Une rétrospective enfin
Il aura fallu attendre le deuxième semestre de l’année 2015 pour qu’une première rétrospective consacrée à Elisabeth Louise Vigée Le Brun soit organisée en France. Cette belle exposition d’une artiste que l’on réduit trop souvent à ses portraits de Marie-Antoinette a rencontré un large public, si l’on en juge par l’affluence au Grand Palais à Paris. La Tribune de Louveciennes, à la suite de la publication de l’ouvrage de Geneviève Haroche-Bouzinac et de la réédition de ses mémoires (1), lui avait consacré une série d’articles (2) illustrés par de nombreuses reproductions, pour la plupart glanées sur internet. Quelle chance de voir de près 150 œuvres (sur environ 660 qu’elle a exécutées), peintures, pastels et dessins, essentiellement des portraits. Ces œuvres proviennent de prestigieux établissements comme le château de Versailles, le Musée de l’Ermitage, Le Louvre et bien d’autres, la moitié est issue de collections privées dont la plupart n’ont jamais été vues par le public.
L’exposition qui a débuté le 23 septembre 2015 au Grand Palais continue jusqu’au 11 janvier 2016 ; elle se poursuivra ensuite au Metropolitan Museum of Art de New York (9 février – 15 mai 2016) puis au Musée des Beaux Arts du Canada à Ottawa (10 juin – 12 septembre 2016) ; ce dernier musée l’a d’ailleurs coproduite.
Cette exposition, conçue par l’américain Joseph Baillio (déjà à l’origine de la première exposition consacrée à Mme Vigée Le Brun, en 1982, au Kimbell Museum of Arts de Fort Worth, oui au Texas) et par Xavier Salmon, est basée sur une approche à la fois chronologique et thématique des oeuvres d’une artiste dont la carrière a été extrêmement longue, pour bien la situer dans l’histoire de France, de Louis XV à Louis-Philippe.

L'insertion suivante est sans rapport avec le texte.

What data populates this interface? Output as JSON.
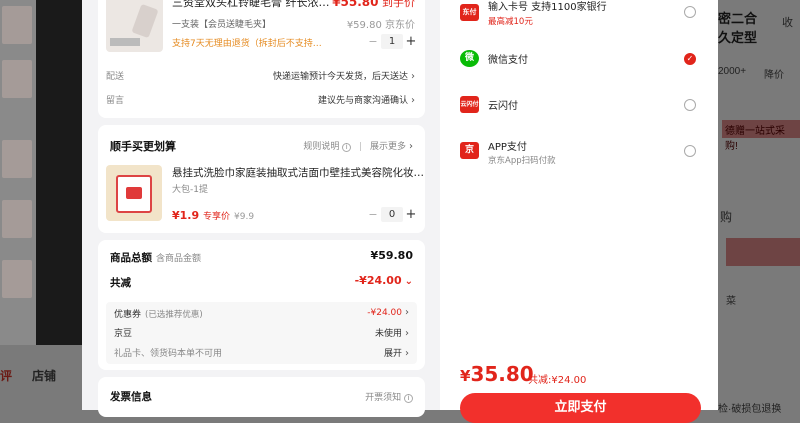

Xavier Salmon, conservateur général du patrimoine du Louvre, présente l’exposition sur You Tube
Voir aussi « 8 minutes dans l’exposition Vigée Le Brun
Au rez-de-chaussée du Grand Palais, les années de formation, la consécration avec son entrée à l'Académie royale de peinture, la gloire, avec les portraits de la reine et du gratin de l’aristocratie. Au premier étage, la production après 1789, lors de son exil en Italie, à Vienne, à Saint-Pétersbourg, à Berlin. Le parcours est également thématique, les cartels éclairent le contexte politique, artistique et culturel.
Les autoportraits d’une belle femme
L’exposition s’ouvre sur huit autoportraits qui ont fait une partie de sa renommée et qui mettent en valeur sa grande beauté, ses traits réguliers, ses cheveux châtains frisés, son regard gris bleuté,... Figurent dans cette section le portrait célèbre « aux rubans cerise » (1782), un merveilleux dessin de « Madame Le Brun au chapeau de paille orné d’une plume » (vers 1783) issu d’une collection particulière, le pastel « Portrait de l’artiste en costume de voyage » (1789-1790), la toile « L’artiste exécutant le portrait de la reine Marie-Antoinette » (1790) réalisée pour la galerie d’autoportraits du Corridoio Vasariano des Uffizi à Florence, le « Portrait par elle-même » (1800) réalisé en l’honneur de l’Académie des Beaux-Arts de Saint-Pétersbourg dont elle devint membre, le « Portrait par elle-même de profil » (1801) et pour terminer un « Portrait par elle même » (1808) offert à des hôtes suisses.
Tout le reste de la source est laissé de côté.